2.  Secondly, I become concerned with the political leanings of my two friends–one Republican and one Democrat–because Jesus told us that “the poor will be with us always and we should do what we can for them.” Unfortunately, that is not what I heard in Tampa this week with the Republicans. The Republicans hold to the concept that hard work brings prosperity, everybody wants to be better off and if we all just pull together, we can all be financially solvent and successful. We know this isn’t true. We know that no matter how hard some people work, there are limits on wages for that particular occupation, and certainly doors closed to advancement that would take them into a new tax bracket. It isn’t an issue of whether we discourage people from trying to climb up the economic ladder; it’s just that some people are given shorter ladders. To extol those who succeed with what we consider to be the obvious evidence of financial prosperity, while ignoring those who are still successful in their own way, but without the “dough to show for it,” is not only short-sighted, but could be deemed by the Master to be mean-spirited.

On the other hand, those Democrats who will gather in Charlotte contend they are on a mission to eliminate poverty by trying to make things more fair in the realm of capitalism. Let’s understand two things: (1) capitalism isn’t fair. It rewards those who have the most and then gives head starts to them in the race; (2) Jesus said “the poor you will have with you always.” We are not going to eliminate poverty. What we can do is give everybody a chance to excel and then provide an idea for what happens if they fall short.

As you can see, I’ve only mentioned two of the hallmark principles of Jesus, and both parties fail miserably to either address the ideas or set in motion a plan to honor the principles.

So as I thought about my two friends who are Christians, who have divided into separate political camps, I realized that the reason I remain apolitical is that I am not willing to sacrifice precious, powerful precepts which I know work in an attempt to compromise on lesser notions that have been historically proven to be ineffective.

We need something unconventional–but it is unlikely that this will ever come out of a political convention.

  • The Republicans need to be honest about the administration of George W. Bush, take responsibility, and offer a plan on how they might right their own wrongs.
  • The Democrats need to admit that they had no idea of the scope of the difficulties they were facing and that they spent their time spreading around idealism instead of hard-core principles to address the issues. They failed to embody the idea of hope–and the Bible says that “hope deferred makes the heart sick.”

Heartsick. That might be a good description of the American spirit.

So for those of you who insist on pursuing a political solution, may I point out a criteria for what you should require before releasing your vote? Here are the two questions. Which party comes closest to the truth by November 6th? And which party has a realistic approach to poverty instead of idealism or placing the issue on the back burner?

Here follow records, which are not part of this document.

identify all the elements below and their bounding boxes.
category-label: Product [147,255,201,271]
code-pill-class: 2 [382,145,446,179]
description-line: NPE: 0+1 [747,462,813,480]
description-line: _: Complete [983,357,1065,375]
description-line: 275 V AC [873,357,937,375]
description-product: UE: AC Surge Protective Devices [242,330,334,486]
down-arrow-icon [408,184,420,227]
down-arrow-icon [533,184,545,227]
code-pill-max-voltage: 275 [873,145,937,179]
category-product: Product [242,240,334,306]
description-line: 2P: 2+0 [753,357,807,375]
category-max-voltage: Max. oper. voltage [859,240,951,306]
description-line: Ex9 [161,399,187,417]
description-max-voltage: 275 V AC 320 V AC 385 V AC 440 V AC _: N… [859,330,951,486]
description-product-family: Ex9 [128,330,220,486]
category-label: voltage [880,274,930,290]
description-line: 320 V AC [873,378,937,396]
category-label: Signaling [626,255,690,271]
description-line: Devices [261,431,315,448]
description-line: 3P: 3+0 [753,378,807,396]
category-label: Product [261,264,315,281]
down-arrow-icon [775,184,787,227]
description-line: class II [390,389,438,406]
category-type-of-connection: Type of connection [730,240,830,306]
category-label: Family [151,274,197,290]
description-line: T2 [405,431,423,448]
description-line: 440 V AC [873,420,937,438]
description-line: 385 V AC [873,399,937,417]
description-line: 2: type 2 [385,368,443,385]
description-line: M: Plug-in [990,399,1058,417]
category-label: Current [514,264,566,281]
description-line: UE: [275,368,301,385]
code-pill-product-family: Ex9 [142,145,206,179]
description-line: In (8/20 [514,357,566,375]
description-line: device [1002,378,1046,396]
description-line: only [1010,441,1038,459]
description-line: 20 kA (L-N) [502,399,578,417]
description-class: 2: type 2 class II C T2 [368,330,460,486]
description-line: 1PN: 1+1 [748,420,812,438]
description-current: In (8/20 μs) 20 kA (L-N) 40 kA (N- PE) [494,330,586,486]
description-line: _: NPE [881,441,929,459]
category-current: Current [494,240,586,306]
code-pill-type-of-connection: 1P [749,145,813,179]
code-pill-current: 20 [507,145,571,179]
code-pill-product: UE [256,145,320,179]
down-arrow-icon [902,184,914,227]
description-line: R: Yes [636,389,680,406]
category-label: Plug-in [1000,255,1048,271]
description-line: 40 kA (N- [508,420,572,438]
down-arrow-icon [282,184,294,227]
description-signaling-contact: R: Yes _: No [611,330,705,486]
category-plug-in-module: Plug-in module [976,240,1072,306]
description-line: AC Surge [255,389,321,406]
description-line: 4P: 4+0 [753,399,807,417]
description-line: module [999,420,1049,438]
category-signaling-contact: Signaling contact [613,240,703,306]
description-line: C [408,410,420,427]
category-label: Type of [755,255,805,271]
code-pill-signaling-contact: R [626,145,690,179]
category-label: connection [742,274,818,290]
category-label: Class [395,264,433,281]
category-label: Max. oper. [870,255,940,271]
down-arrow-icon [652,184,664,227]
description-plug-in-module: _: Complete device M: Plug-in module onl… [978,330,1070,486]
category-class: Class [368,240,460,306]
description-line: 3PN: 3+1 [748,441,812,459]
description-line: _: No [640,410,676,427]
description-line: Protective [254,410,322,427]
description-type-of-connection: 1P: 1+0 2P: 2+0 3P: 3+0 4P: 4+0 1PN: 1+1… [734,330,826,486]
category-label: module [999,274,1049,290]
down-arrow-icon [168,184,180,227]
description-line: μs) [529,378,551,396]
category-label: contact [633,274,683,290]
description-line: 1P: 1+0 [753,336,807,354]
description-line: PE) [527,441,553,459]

One thing is for certain–our country will need a little bit of luck and an awful lot of blessing to come out of this spin. To do that we must honor something other than ourselves. We must tip our hats to history, respect one another, work together and never stain the facts by ignoring the truth.

I love both of my friends dearly. I am just sorry that they are sacrificing the power of their belief for a temporary solution. The end result could be a complete loss of respect for the truth and the ignoring of the poor.

Jesus’ response to that would be, “I never knew you.”